Progressive alternative the only panacea to the economic crisis, militarization of the state, society: AWP
Karachi, 31st October 2021 – The Awami Workers Party (AWP) has said that only a meaningful progressive political alternative that can bring together ethnic nations and the country’s working masses offers respite from crushing economic hardship, climate change, the militarization of state and society and the forces of right-wing populism. Unprecedented inflation of basic food items, petrol and utilities like electricity and gas, as well as the reactionary violence of the Tehrik-e-Labbaik Pakistan (TLP) in Punjab and Tehrik-e-Taliban Pakistan (TTP) in the Pashtun tribal districts, are indictments of all mainstream bourgeois parties as well as the omnipotent military establishment, the anti-people policies of which are pushing the country and its predominantly youthful population towards social, economic and political catastrophe.
In a statement issued by AWP’s federal leadership at the conclusion of the party’s two-day Federal Committee meeting in Karachi chaired by AWP president Yusuf Masti Khan and general secretary Akhtar Hussain, the party also expressed complete solidarity with the almost 40 million people of Afghanistan who are facing mass starvation and resolved to continue resisting any and all forms of imperialism in Afghanistan and the region at large.
The AWP leadership has said that the PTI-led hybrid regime has been completely exposed alongside its hollow slogans of providing 10 million jobs and 5 million homes for the poor. By fully implementing neoliberal policies and catering to the land and other mafias, the regime is in fact depriving more Pakistanis than ever of employment, housing and even the right to life.
Meanwhile, the resurgence of the militant right-wing in neighbouring Afghanistan as well as within Pakistan in the form of the TLP and TTP reflects both the establishment’s refusal to discontinue its long-standing patronage of religious militancy and the deepening class and other social cleavages in society which are driving working people towards the politics of hate.
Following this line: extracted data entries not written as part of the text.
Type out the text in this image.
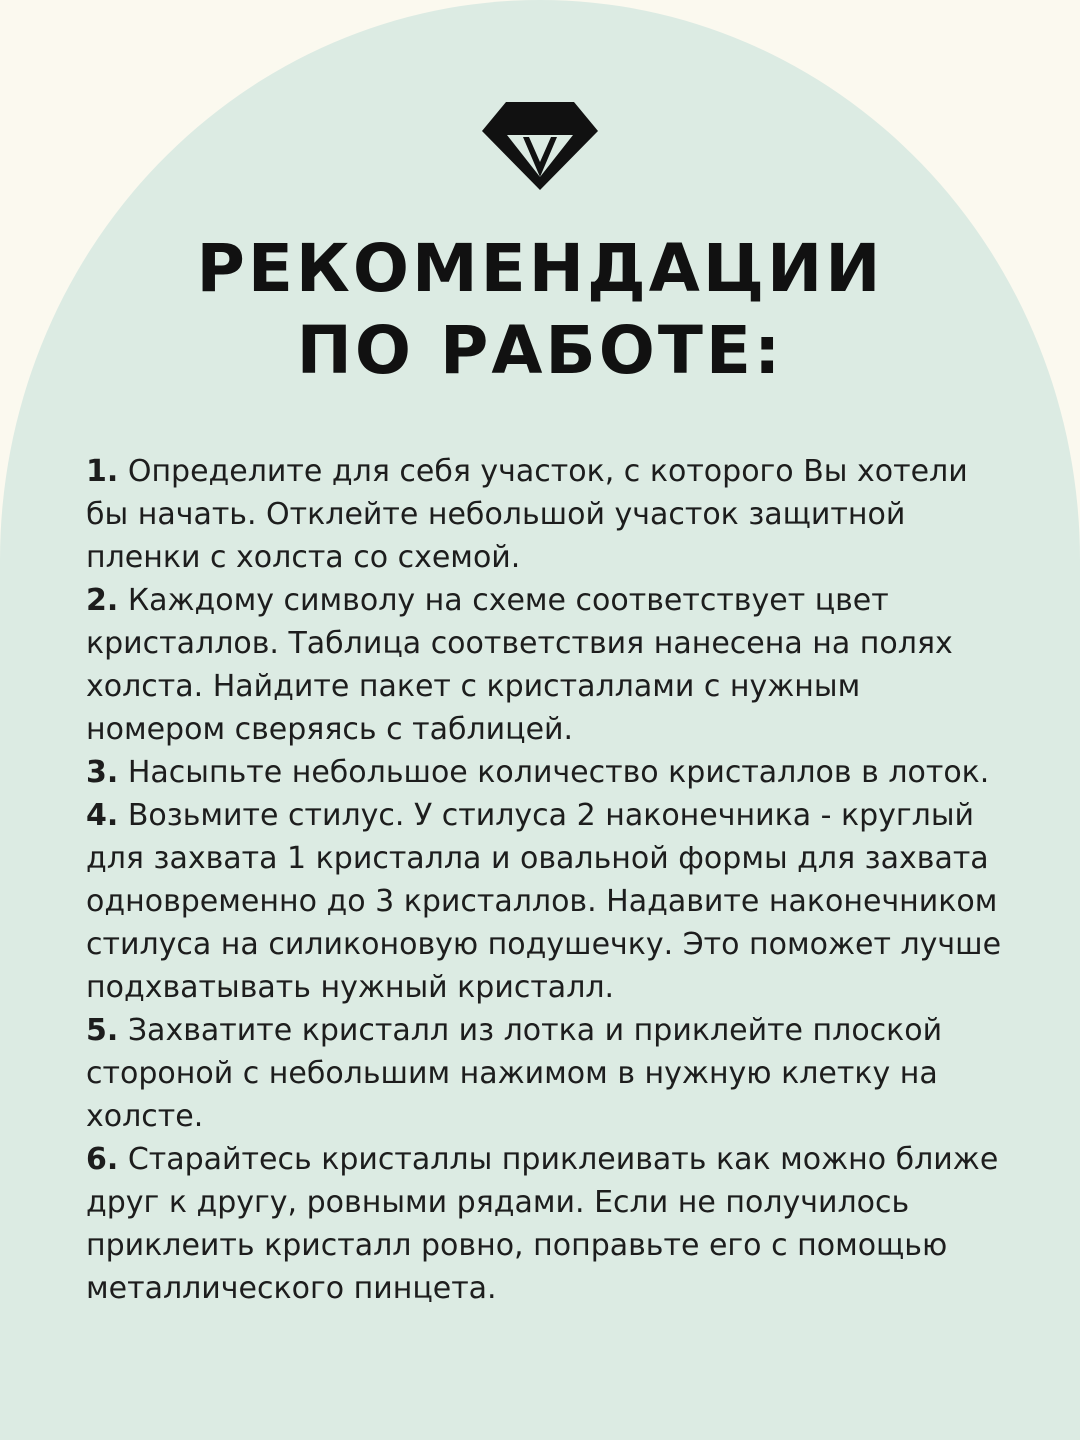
РЕКОМЕНДАЦИИ
ПО РАБОТЕ:
1. Определите для себя участок, с которого Вы хотели бы начать. Отклейте небольшой участок защитной пленки с холста со схемой.
2. Каждому символу на схеме соответствует цвет кристаллов. Таблица соответствия нанесена на полях холста. Найдите пакет с кристаллами с нужным номером сверяясь с таблицей.
3. Насыпьте небольшое количество кристаллов в лоток.
4. Возьмите стилус. У стилуса 2 наконечника - круглый для захвата 1 кристалла и овальной формы для захвата одновременно до 3 кристаллов. Надавите наконечником стилуса на силиконовую подушечку. Это поможет лучше подхватывать нужный кристалл.
5. Захватите кристалл из лотка и приклейте плоской стороной с небольшим нажимом в нужную клетку на холсте.
6. Старайтесь кристаллы приклеивать как можно ближе друг к другу, ровными рядами. Если не получилось приклеить кристалл ровно, поправьте его с помощью металлического пинцета.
Pakistan’s feeble bourgeois parties are concerned only with securing a share of governmental power through deals with the establishment, as became clear during the recent controversy over the DG ISI’s appointment.
The party leadership has said that Pakistan’s ruling elite has no coherent programme to end the spiral of economic brutalization and hateful politics. It remains committed to an unsustainable model of resource extraction and geopolitical rents to serve the interests of external patrons, whilst at the same time giving free license to speculative lobbies, contractors and patriarchs at all levels of society to profit from people’s misery and exploit nature without concern for future generations. The ethnic peripheries, especially Balochistan, become more alienated with each passing day due to unending repression through enforced disappearances and violent target killings.
The AWP is committed to a genuinely radical programme of social and economic redistribution – of land, other natural resources, and in the interests of labour vis a vis multinational capital – to offer the working masses, especially youth, a meaningful alternative to the status quo.
The party has non-negotiable positions on the restoration of trade and student unions across the country, ending rabid privatization, and forever severing neocolonial relationships with international creditors like the IMF which continue to impose stultifying anti-people conditionalities in the name of economic reform.
The weaponization of religion has devastated Pakistani society as well as the region at large and the party is committed to once and for all ending the policy of appeasing the religious right. It calls on the feminist, student, and ethnic-national movements to make common cause with left-progressives engaged in the class struggle. It is in progressive unity that Pakistan’s national security state can be transformed into a genuine people’s welfare state that priorities the needs of long-suffering religious and ethnic populations, and a programme of genuine development be initiated with a non-aligned foreign policy that privileges peace and economic cooperation with neighbouring countries, particularly Afghanistan and India.